As a general rule, the higher your premium, the lower your deductible is likely to be. Similarly, a higher deductible can result in a lower monthly premium. Your monthly premium is the fee you pay to your health insurance company as like a membership price to be part of the plan you choose.
How Deductibles Work?
When you buy health insurance, you pay a monthly premium for your coverage. Health plans usually include a deductible that you must pay before your insurance plan will start to cover your eligible expenses.
If your plan has a deductible of $5,000, you will have to pay all of your medical expenses until you have reached that $5,000. At that point, your insurance will start paying their portion as stated in your benefits for the services you use.

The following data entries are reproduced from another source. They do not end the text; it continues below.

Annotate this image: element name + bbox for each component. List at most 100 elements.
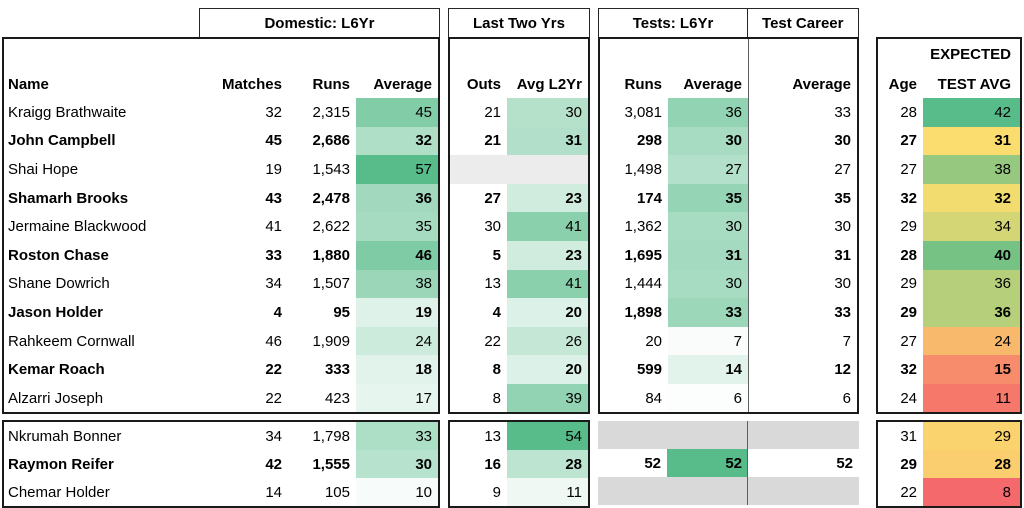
expected-cell[interactable]: 32 (923, 183, 1020, 213)
expected-cell[interactable]: 40 (923, 240, 1020, 270)
matches-cell[interactable]: 33 (265, 246, 282, 264)
dom-avg-cell[interactable]: 45 (356, 98, 438, 127)
outs-cell[interactable]: 22 (484, 332, 501, 350)
tests-runs-cell[interactable]: 599 (636, 361, 662, 379)
tests-avg-cell[interactable]: 35 (668, 183, 748, 213)
tests-avg-cell[interactable]: 27 (668, 155, 748, 184)
matches-cell[interactable]: 34 (265, 427, 282, 445)
name-cell[interactable]: Jason Holder (8, 303, 104, 321)
name-cell[interactable]: Raymon Reifer (8, 455, 114, 473)
tests-avg-cell[interactable]: 36 (668, 98, 748, 127)
matches-cell[interactable]: 45 (265, 132, 282, 150)
expected-cell[interactable]: 28 (923, 450, 1020, 478)
runs-cell[interactable]: 1,798 (312, 427, 350, 445)
career-avg-cell[interactable]: 6 (842, 389, 851, 407)
tests-avg-cell[interactable]: 31 (668, 240, 748, 270)
age-cell[interactable]: 29 (900, 303, 917, 321)
average-header[interactable]: Average (373, 75, 432, 93)
outs-cell[interactable]: 8 (492, 389, 501, 407)
outs-cell[interactable]: 16 (484, 455, 501, 473)
dom-avg-cell[interactable]: 17 (356, 383, 438, 412)
name-header[interactable]: Name (8, 75, 49, 93)
career-avg-cell[interactable] (748, 477, 859, 505)
age-header[interactable]: Age (888, 75, 917, 93)
tests-runs-cell[interactable]: 20 (645, 332, 662, 350)
career-avg-cell[interactable] (748, 421, 859, 449)
matches-cell[interactable]: 14 (265, 483, 282, 501)
name-cell[interactable]: Chemar Holder (8, 483, 110, 501)
career-avg-cell[interactable]: 12 (834, 361, 851, 379)
outs-cell[interactable]: 30 (484, 218, 501, 236)
outs-cell[interactable]: 13 (484, 275, 501, 293)
tests-runs-cell[interactable]: 1,695 (624, 246, 662, 264)
career-avg-cell[interactable]: 30 (834, 218, 851, 236)
age-cell[interactable]: 27 (900, 332, 917, 350)
runs-cell[interactable]: 2,478 (312, 189, 350, 207)
tests-runs-cell[interactable]: 1,444 (624, 275, 662, 293)
runs-cell[interactable]: 1,909 (312, 332, 350, 350)
tests-average-header[interactable]: Average (683, 75, 742, 93)
tests-runs-cell[interactable]: 52 (644, 454, 661, 472)
avg-l2yr-cell[interactable]: 26 (507, 326, 588, 356)
dom-avg-cell[interactable]: 46 (356, 240, 438, 270)
expected-cell[interactable]: 42 (923, 98, 1020, 127)
career-avg-cell[interactable]: 52 (836, 454, 853, 472)
runs-cell[interactable]: 1,880 (312, 246, 350, 264)
age-cell[interactable]: 29 (900, 218, 917, 236)
avg-l2yr-cell[interactable]: 23 (507, 240, 588, 270)
age-cell[interactable]: 32 (900, 189, 917, 207)
name-cell[interactable]: Shai Hope (8, 160, 79, 178)
tests-runs-cell[interactable]: 3,081 (624, 103, 662, 121)
tests-runs-cell[interactable] (598, 477, 667, 505)
avg-l2yr-cell[interactable]: 30 (507, 98, 588, 127)
age-cell[interactable]: 29 (900, 455, 917, 473)
expected-cell[interactable]: 29 (923, 422, 1020, 450)
expected-header-line1[interactable]: EXPECTED (930, 46, 1011, 63)
matches-cell[interactable]: 22 (265, 389, 282, 407)
tests-avg-cell[interactable]: 14 (668, 355, 748, 384)
expected-cell[interactable]: 11 (923, 383, 1020, 412)
name-cell[interactable]: Jermaine Blackwood (8, 218, 147, 236)
age-cell[interactable]: 22 (900, 483, 917, 501)
name-cell[interactable]: Kraigg Brathwaite (8, 103, 127, 121)
expected-cell[interactable]: 36 (923, 298, 1020, 327)
expected-header-line2[interactable]: TEST AVG (937, 75, 1011, 93)
matches-cell[interactable]: 41 (265, 218, 282, 236)
tests-avg-cell[interactable]: 30 (668, 212, 748, 241)
expected-cell[interactable]: 15 (923, 355, 1020, 384)
outs-cell[interactable]: 21 (484, 103, 501, 121)
outs-cell[interactable]: 27 (484, 189, 501, 207)
tests-runs-cell[interactable]: 298 (636, 132, 662, 150)
age-cell[interactable]: 24 (900, 389, 917, 407)
expected-cell[interactable]: 34 (923, 212, 1020, 241)
runs-cell[interactable]: 105 (324, 483, 350, 501)
avg-l2yr-cell[interactable]: 31 (507, 126, 588, 156)
matches-cell[interactable]: 34 (265, 275, 282, 293)
outs-cell[interactable]: 9 (492, 483, 501, 501)
tests-avg-cell[interactable] (667, 477, 748, 505)
name-cell[interactable]: Roston Chase (8, 246, 109, 264)
career-avg-cell[interactable]: 27 (834, 160, 851, 178)
runs-cell[interactable]: 2,622 (312, 218, 350, 236)
matches-cell[interactable]: 42 (265, 455, 282, 473)
expected-cell[interactable]: 38 (923, 155, 1020, 184)
avg-l2yr-cell[interactable]: 20 (507, 298, 588, 327)
age-cell[interactable]: 27 (900, 160, 917, 178)
dom-avg-cell[interactable]: 35 (356, 212, 438, 241)
matches-cell[interactable]: 46 (265, 332, 282, 350)
outs-cell[interactable] (450, 155, 507, 184)
avg-l2yr-cell[interactable]: 41 (507, 212, 588, 241)
group-header-domestic[interactable]: Domestic: L6Yr (199, 8, 440, 38)
tests-avg-cell[interactable]: 33 (668, 298, 748, 327)
age-cell[interactable]: 31 (900, 427, 917, 445)
career-avg-cell[interactable]: 30 (834, 132, 851, 150)
dom-avg-cell[interactable]: 38 (356, 269, 438, 299)
avg-l2yr-cell[interactable]: 28 (507, 450, 588, 478)
career-avg-cell[interactable]: 31 (834, 246, 851, 264)
tests-avg-cell[interactable]: 7 (668, 326, 748, 356)
age-cell[interactable]: 28 (900, 103, 917, 121)
name-cell[interactable]: Alzarri Joseph (8, 389, 104, 407)
career-avg-cell[interactable]: 30 (834, 275, 851, 293)
tests-avg-cell[interactable] (667, 421, 748, 449)
dom-avg-cell[interactable]: 36 (356, 183, 438, 213)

If you have individual coverage, you may pay one deductible for eligible healthcare expenses and another toward prescription drugs.
If you have family coverage, you may pay individual deductibles for each person but you also might have a family deductible that would cover everyone.
Some insurance plans will pay for certain covered services, such as preventive care, without requiring you to meet your deductible first.
Insurance companies charge deductibles as a cost-saving measure. The logic is that anyone who has to pay out of pocket will think twice before using an ER or medical services if they don’t need them.
Co-payments & Coinsurance
It’s important to understand what the deductible does and doesn’t cover. “Any approved medical charges that you pay out of pocket will usually go towards your plan’s deductible for the year. Co-payments are typically considered exceptions to this rule. Your co-pay is a set dollar amount that you pay for doctor visits, drugs, or visits to an urgent care facility. These amounts may not count toward your deductible for the year.
Example: A co-payment is the $20, $30 or whatever other amount you have to pay at your doctors for the visit.
Don’t confuse co-payments with coinsurance. Coinsurance is usually a percentage of the bill which you have to cover. Coinsurance usually start once your plan starts paying for services after you have reached your deductible.
Example: Let’s say your plan pays 80% of all approved bills, that means your Coinsurance is 20%.